Dedicado a Germán Martínez Cázares, mi mentor y amigo. Mexicano ejemplar, estadista en toda la extensión de la palabra, un patriota y héroe sin capa.

El informe denominado “El Futuro del Trabajo”, elaborado por la Organización Internacional del Trabajo (“OIT”) en 2018, advirtió que las condiciones laborales de millones de personas alrededor del mundo estaban cambiando como consecuencia de la automatización de oficios y profesiones, la digitalización de los servicios y el nacimiento de nuevas modalidades de autoempleo, entre otros factores.

Al respecto, el estudio en comento expone cifras sobre el contexto del empleo que merecen especial mención, por ejemplo, expone la necesidad de que en el mundo se creen alrededor de 534 millones de puestos de trabajo para poder combatir el desempleo actual, así como al proyectado para el año 2030. Asimismo, reveló que, además de la preocupante situación de pobreza y desempleo que vive el mundo, el incremento salarial está disminuyendo alarmantemente, lo que significa la pulverización progresiva del ingreso de los trabajadores, basta con comparar las cifras de 2016 y 2017, donde el incremento de los salarios pasó de 2.4 por ciento a 1.8 por ciento en tan sólo un año.
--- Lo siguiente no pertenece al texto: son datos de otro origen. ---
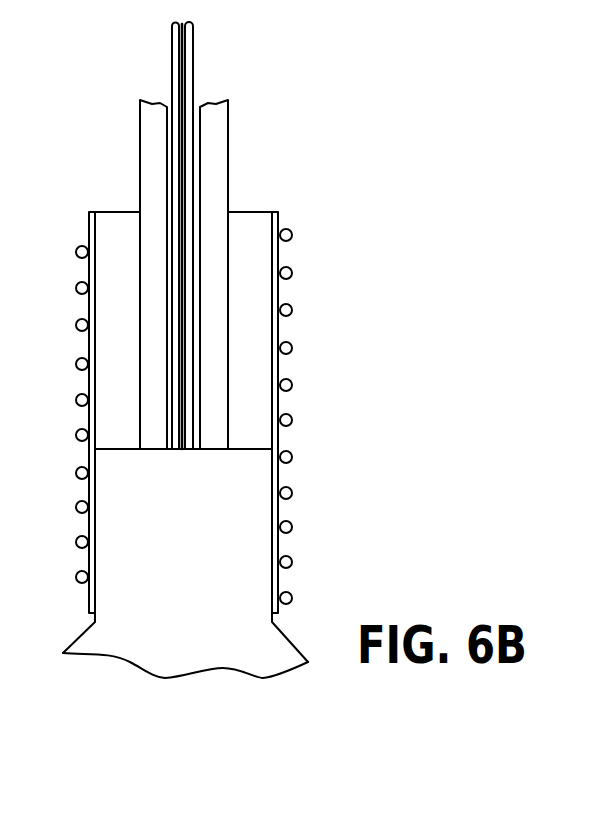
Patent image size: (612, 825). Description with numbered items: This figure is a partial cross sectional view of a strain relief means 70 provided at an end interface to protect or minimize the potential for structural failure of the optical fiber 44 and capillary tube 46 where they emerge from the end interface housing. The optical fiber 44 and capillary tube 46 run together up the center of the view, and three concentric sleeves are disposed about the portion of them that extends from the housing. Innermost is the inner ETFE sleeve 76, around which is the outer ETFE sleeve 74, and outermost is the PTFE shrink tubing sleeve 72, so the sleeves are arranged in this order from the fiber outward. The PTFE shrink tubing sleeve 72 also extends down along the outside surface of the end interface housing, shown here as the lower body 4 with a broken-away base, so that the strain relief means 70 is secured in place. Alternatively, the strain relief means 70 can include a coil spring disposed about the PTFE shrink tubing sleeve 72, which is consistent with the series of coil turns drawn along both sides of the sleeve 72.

The strain relief means 70 is at (410, 152).
The PTFE shrink tubing sleeve 72 is at (282, 335).
The outer ETFE sleeve 74 is at (248, 260).
The inner ETFE sleeve 76 is at (213, 139).
The optical fiber 44 is at (193, 52).
The capillary tube 46 is at (173, 57).
The base 4 is at (250, 518).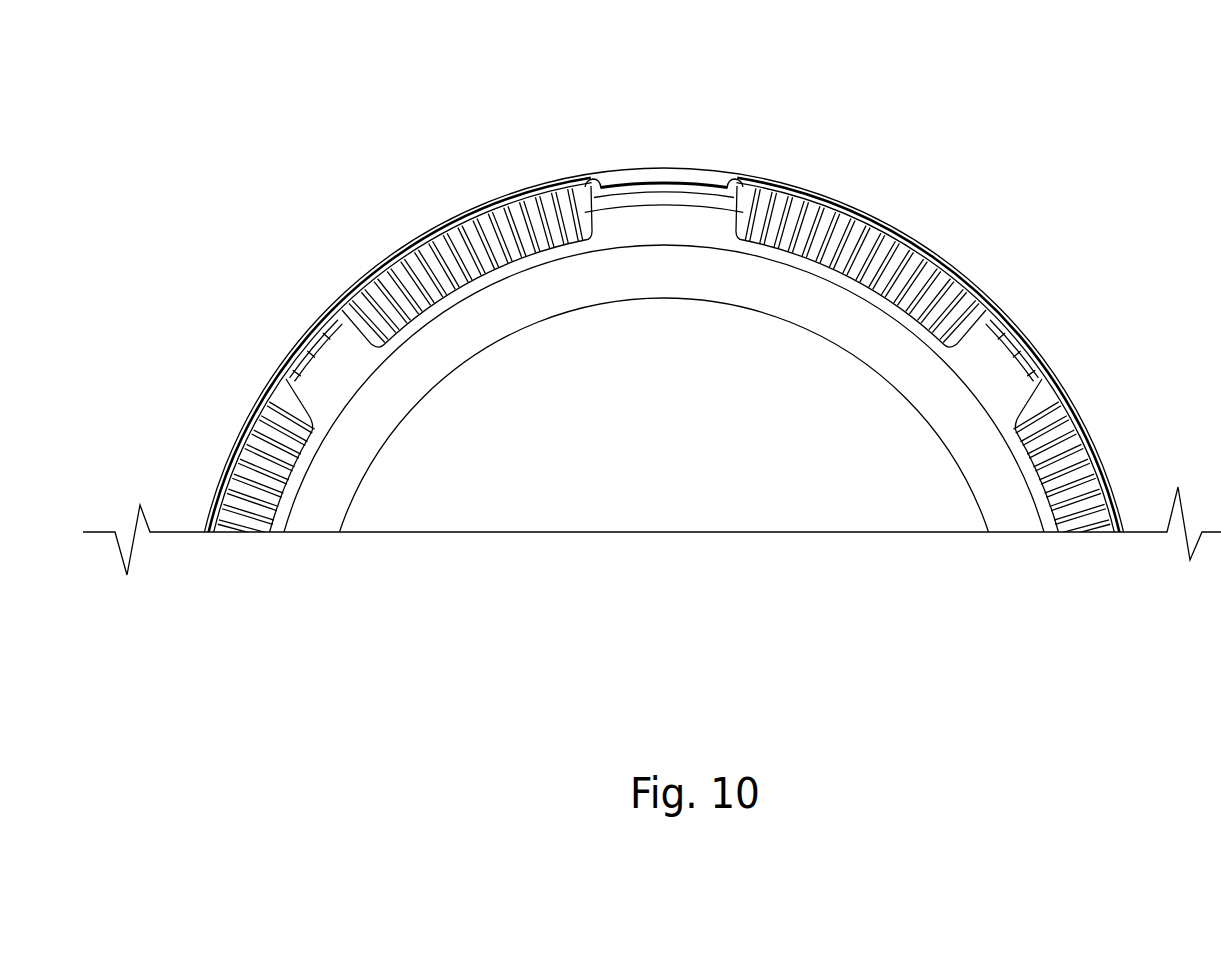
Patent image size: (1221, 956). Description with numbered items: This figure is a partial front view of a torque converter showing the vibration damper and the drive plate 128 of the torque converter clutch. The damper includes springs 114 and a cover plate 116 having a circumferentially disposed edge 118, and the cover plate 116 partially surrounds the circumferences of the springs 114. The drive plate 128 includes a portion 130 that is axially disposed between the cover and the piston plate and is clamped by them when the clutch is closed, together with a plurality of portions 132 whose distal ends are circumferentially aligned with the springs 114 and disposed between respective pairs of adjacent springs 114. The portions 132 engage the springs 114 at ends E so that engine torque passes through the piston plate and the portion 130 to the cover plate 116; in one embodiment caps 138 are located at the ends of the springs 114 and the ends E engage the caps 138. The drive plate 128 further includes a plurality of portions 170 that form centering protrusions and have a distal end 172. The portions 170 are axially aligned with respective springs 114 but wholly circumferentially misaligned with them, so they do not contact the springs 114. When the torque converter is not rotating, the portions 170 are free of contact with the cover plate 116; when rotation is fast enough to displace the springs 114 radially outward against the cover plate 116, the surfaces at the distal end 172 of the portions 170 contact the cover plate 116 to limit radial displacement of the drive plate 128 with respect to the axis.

The springs 114 is at (458, 248).
The cover plate 116 is at (885, 207).
The circumferentially disposed edge 118 is at (931, 272).
The drive plate 128 is at (398, 294).
The portion 130 is at (549, 287).
The portions 132 is at (671, 215).
The caps 138 is at (742, 192).
The portions 170 is at (288, 393).
The distal end 172 is at (327, 355).
The ends E is at (735, 210).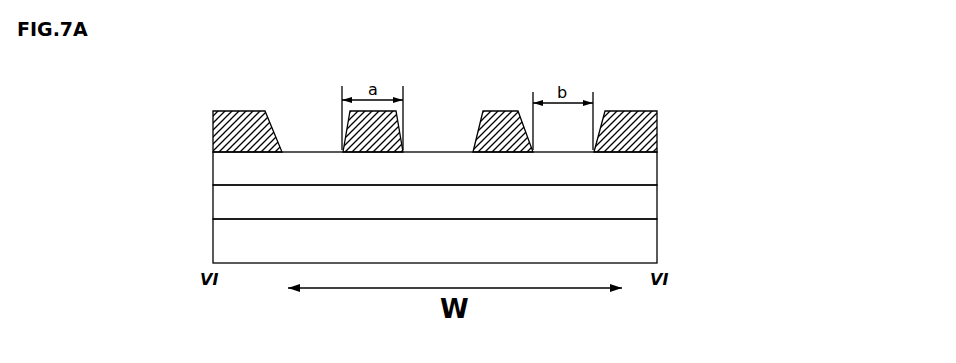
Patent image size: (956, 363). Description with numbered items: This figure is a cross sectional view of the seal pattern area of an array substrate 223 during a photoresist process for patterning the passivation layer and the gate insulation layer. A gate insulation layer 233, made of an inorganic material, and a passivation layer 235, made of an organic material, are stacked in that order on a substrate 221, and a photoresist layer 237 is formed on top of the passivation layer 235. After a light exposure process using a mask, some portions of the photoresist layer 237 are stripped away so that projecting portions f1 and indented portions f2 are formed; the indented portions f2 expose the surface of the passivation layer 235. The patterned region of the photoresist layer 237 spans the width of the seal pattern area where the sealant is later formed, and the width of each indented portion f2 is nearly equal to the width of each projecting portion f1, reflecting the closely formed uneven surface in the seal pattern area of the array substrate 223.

The photoresist layer 237 is at (657, 140).
The passivation layer 235 is at (657, 178).
The gate insulation layer 233 is at (657, 207).
The substrate 221 is at (657, 246).
The array substrate 223 is at (538, 207).
The projecting portions f1 is at (499, 110).
The indented portions f2 is at (303, 126).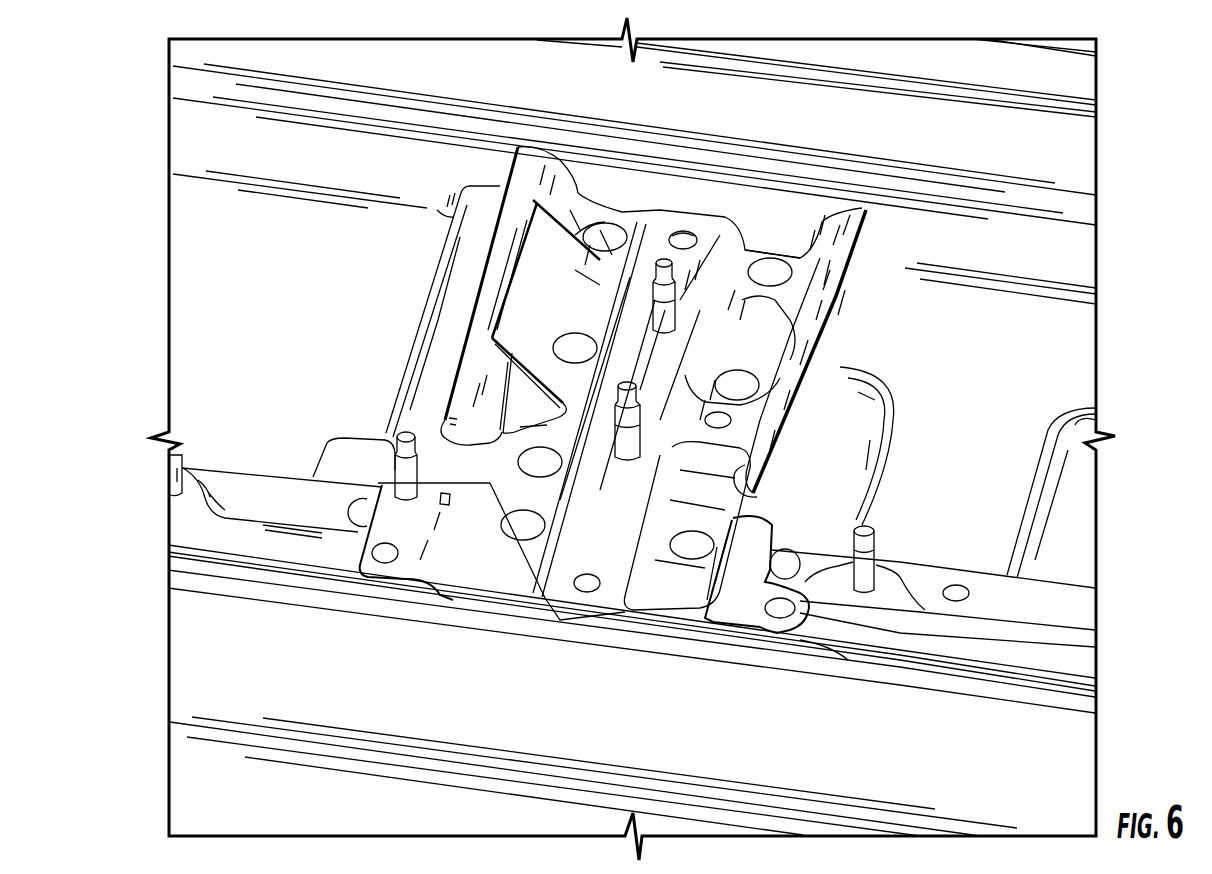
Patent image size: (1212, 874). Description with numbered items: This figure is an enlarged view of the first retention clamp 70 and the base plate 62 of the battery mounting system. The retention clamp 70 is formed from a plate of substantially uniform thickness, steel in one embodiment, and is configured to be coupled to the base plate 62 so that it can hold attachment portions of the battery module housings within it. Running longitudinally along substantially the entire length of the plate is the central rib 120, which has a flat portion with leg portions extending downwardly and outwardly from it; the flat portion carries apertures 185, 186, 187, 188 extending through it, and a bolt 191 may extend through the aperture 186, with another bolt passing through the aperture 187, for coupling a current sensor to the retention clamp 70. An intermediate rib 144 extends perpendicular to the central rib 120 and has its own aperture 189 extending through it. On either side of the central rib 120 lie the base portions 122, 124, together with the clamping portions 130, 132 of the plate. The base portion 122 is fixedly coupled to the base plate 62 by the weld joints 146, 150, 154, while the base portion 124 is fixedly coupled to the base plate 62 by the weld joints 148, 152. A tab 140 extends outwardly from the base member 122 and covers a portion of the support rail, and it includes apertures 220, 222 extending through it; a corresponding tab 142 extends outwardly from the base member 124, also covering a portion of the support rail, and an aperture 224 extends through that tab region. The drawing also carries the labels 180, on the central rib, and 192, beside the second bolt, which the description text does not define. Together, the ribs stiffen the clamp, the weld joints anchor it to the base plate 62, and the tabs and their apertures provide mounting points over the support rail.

The base plate 62 is at (955, 341).
The first retention clamp 70 is at (568, 583).
The central rib 120 is at (708, 228).
The base portion 122 is at (623, 228).
The base portion 124 is at (762, 270).
The clamping portion 130 is at (533, 143).
The clamping portion 132 is at (838, 213).
The tab 140 is at (427, 568).
The tab 142 is at (751, 620).
The intermediate rib 144 is at (727, 436).
The weld joint 146 is at (601, 240).
The weld joint 148 is at (750, 253).
The weld joint 150 is at (592, 350).
The weld joint 152 is at (742, 380).
The weld joint 154 is at (558, 457).
The central rib 180 is at (620, 530).
The aperture 185 is at (683, 232).
The aperture 186 is at (672, 320).
The aperture 187 is at (638, 448).
The aperture 188 is at (593, 578).
The aperture 189 is at (704, 419).
The bolt 191 is at (676, 288).
The stud tip 192 is at (641, 418).
The aperture 220 is at (405, 498).
The aperture 222 is at (399, 548).
The aperture 224 is at (772, 602).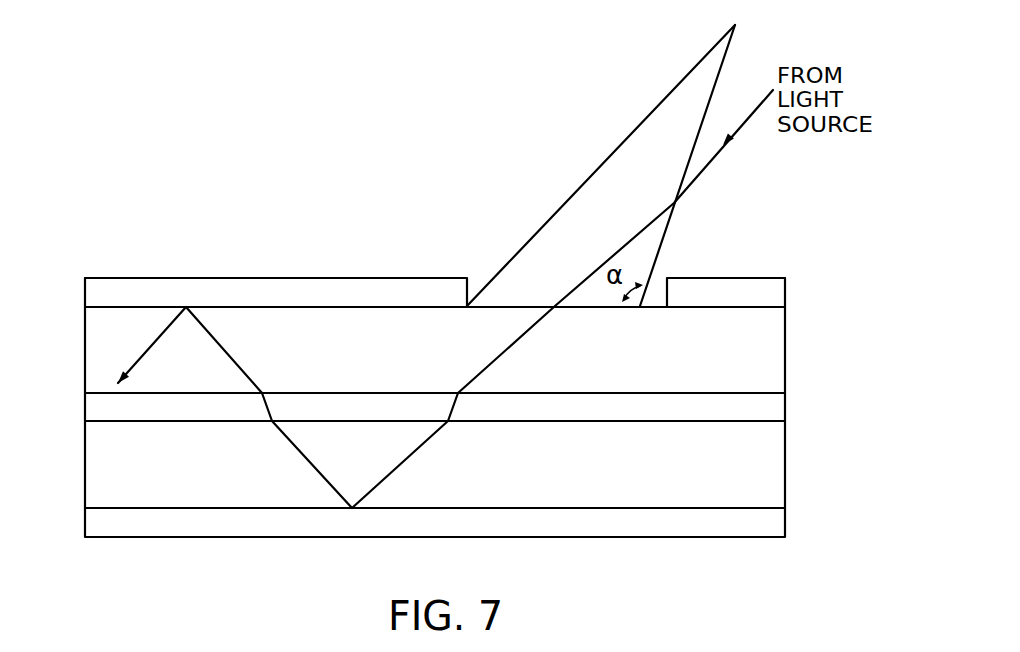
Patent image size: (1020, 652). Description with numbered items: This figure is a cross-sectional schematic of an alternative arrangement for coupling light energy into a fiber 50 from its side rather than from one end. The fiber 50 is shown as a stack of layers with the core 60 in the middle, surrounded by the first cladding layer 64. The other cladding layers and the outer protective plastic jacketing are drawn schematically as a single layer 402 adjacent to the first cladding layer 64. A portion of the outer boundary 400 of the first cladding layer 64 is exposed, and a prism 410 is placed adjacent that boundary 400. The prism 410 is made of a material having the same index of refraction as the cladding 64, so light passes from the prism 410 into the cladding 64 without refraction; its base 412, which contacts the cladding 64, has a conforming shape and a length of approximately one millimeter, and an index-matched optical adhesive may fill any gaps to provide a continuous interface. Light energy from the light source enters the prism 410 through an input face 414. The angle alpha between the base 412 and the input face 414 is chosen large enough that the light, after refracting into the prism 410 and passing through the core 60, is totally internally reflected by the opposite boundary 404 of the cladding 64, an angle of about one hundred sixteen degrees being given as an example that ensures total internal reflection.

The fiber 50 is at (687, 553).
The core 60 is at (95, 413).
The first cladding layer 64 is at (752, 336).
The outer boundary 400 is at (655, 306).
The single layer 402 is at (192, 290).
The opposite boundary 404 is at (170, 508).
The prism 410 is at (587, 192).
The base 412 is at (514, 306).
The input face 414 is at (720, 75).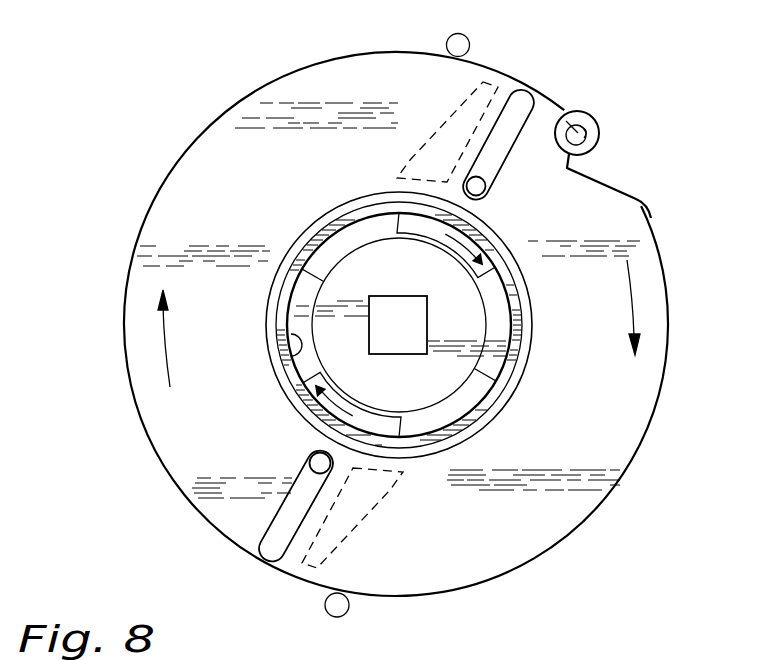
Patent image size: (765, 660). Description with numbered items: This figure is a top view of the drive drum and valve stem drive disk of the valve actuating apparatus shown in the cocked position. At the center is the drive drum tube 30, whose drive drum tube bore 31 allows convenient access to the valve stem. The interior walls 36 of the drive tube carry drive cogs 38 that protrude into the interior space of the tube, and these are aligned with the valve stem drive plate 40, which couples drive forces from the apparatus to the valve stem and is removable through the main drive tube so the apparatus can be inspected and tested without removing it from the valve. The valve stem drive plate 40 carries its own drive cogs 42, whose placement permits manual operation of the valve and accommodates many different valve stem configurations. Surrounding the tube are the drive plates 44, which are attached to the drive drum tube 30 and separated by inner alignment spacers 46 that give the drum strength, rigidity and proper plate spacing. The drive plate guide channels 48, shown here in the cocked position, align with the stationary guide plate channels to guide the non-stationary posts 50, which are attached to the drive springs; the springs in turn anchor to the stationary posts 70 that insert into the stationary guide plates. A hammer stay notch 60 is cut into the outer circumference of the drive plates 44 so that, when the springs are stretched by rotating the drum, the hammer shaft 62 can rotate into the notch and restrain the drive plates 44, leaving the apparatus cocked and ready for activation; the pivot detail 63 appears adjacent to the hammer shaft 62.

The drive drum tube 30 is at (532, 337).
The drive drum tube bore 31 is at (463, 405).
The interior walls 36 is at (295, 349).
The drive cogs 38 is at (476, 251).
The valve stem drive plate 40 is at (381, 282).
The drive cogs 42 is at (307, 314).
The drive plates 44 is at (641, 447).
The inner alignment spacers 46 is at (410, 159).
The drive plate guide channels 48 is at (495, 152).
The non-stationary posts 50 is at (484, 192).
The hammer stay notch 60 is at (621, 187).
The hammer shaft 62 is at (603, 141).
The pivot pin 63 is at (573, 112).
The stationary posts 70 is at (447, 44).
Y es que la gran mayoría de las empresas de reciente creación, buscan cada vez menos empleados de tiempo completo, para generar ahorros sustantivos en el pago de prestaciones sociales y de nómina. La demanda de nuevas modalidades de negocio y el nacimiento de nuevas formas  de contratación, como lo son las llamadas economías por encargo (gig economy), los trabajos a pedido (on-demand economy), las economías compartidas o colaborativas (sharing economy), o los llamados free lancers o trabajadores independientes, han generado popularidad entre la industria por ser opciones menos costosas y al evitar que las empresas carguen con una serie de obligaciones legales, generando que con mayor frecuencia los trabajadores en el mundo carezcan de prestaciones, dando pie al nacimiento de un grupo en situación de vulnerabilidad emergente, los jornaleros digitales.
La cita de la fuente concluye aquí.